We have two beautiful studios and are the only green-certified yoga studio in Alameda County – an important feature for the health of our community, students and teachers. Our tagline, “Yoga. Health. Community,” really sums it up: Our goal is to improve the health of our community by offering great yoga, plus other wellness classes and events, in a lovely, green-certified space.

Our goal is to improve the health of our community by offering great yoga, plus other wellness classes and events, in a lovely, green-certified space.

M.O.I. JR: What kinds of classes do you offer at Anasa Oakland? Who are some of the Black instructors?

Jean Marie: We offer 60-, 75- and 90-minute yoga classes for beginning to experienced practitioners. Classes are held in the mornings and evenings seven days a week. Some classes include music; others do not. We also offer other modalities of wellness classes, including Tai Chi, Qi Gong and Feldenkrais.

We keep Saturday afternoons open for special two-three-hour workshops such as Intro to Yoga for Men, Keeping Your Knees Healthy, and Building a Home Practice. We have some donation-based classes and occasional free classes, such as our annual “Day of Service” on Martin Luther King’s birthday, with free classes to the community on the holiday.

Our Black instructors include Heather Blackwell Gersh, Amana Brembry Johnson, Dr. Marcus Penn, Regina Brown and Katrina Lashea.

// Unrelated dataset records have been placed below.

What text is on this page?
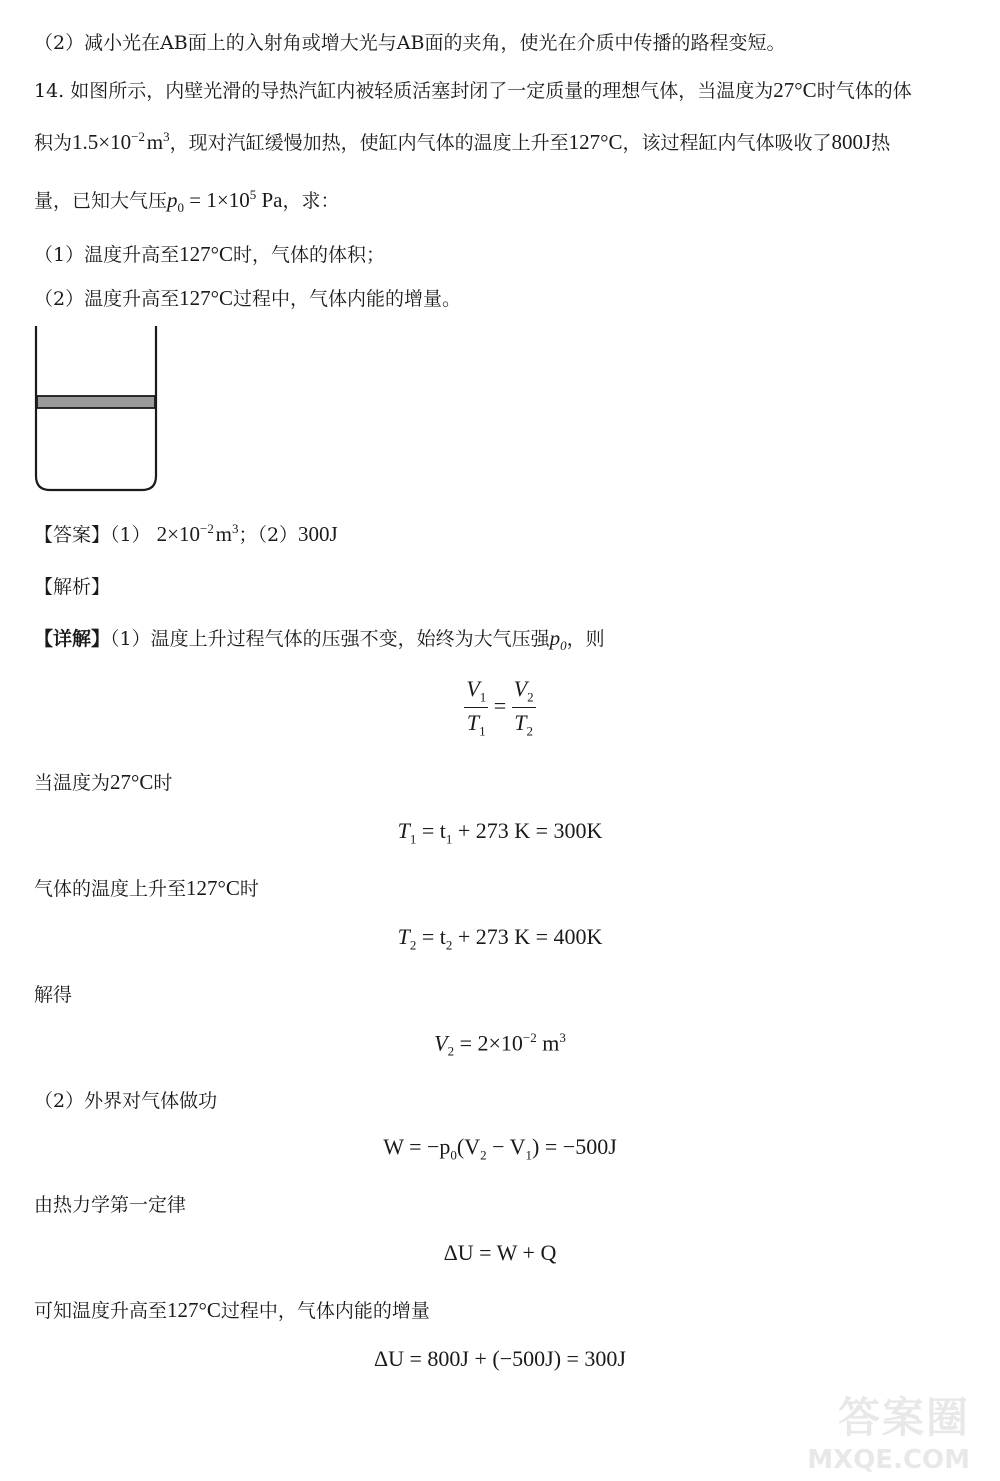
（2）减小光在AB面上的入射角或增大光与AB面的夹角，使光在介质中传播的路程变短。
14. 如图所示，内壁光滑的导热汽缸内被轻质活塞封闭了一定质量的理想气体，当温度为27°C时气体的体
积为$1.5\times 10^{-2}$ $m^3$，现对汽缸缓慢加热，使缸内气体的温度上升至127°C，该过程缸内气体吸收了800J热
量，已知大气压$p_0 = 1\times 10^5$ Pa，求：
（1）温度升高至127°C时，气体的体积；
（2）温度升高至127°C过程中，气体内能的增量。
【答案】（1） $2\times 10^{-2}$ $m^3$；（2）300J
【解析】
【详解】（1）温度上升过程气体的压强不变，始终为大气压强$p_0$，则
$\frac{V_1}{T_1} = \frac{V_2}{T_2}$
当温度为27°C时
$T_1 = t_1 + 273$ K = 300K
气体的温度上升至127°C时
$T_2 = t_2 + 273$ K = 400K
解得
$V_2 = 2\times 10^{-2}$ $m^3$
（2）外界对气体做功
$W = -p_0(V_2 - V_1) = -500J$
由热力学第一定律
ΔU = W + Q
可知温度升高至127°C过程中，气体内能的增量
ΔU = 800J + (−500J) = 300J
答案圈
MXQE.COM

M.O.I. JR: What does Anasa mean?

Katrina: Anasa has an important dual meaning to us. It is said to mean “indestructible” in the ancient Indian language of Sanskrit. And it translates as “comfort” or “joy” from the African language of Swahili. We take it to mean indestructible joy, the essence of yoga. The name “Anasa” blends our two worlds of being from African ancestry and the healing practice of yoga from India that has sustained and healed millions of people worldwide, including both of us.

There’s also a little word play, where Anasa is asana spelled backwards, to help folks remember our name.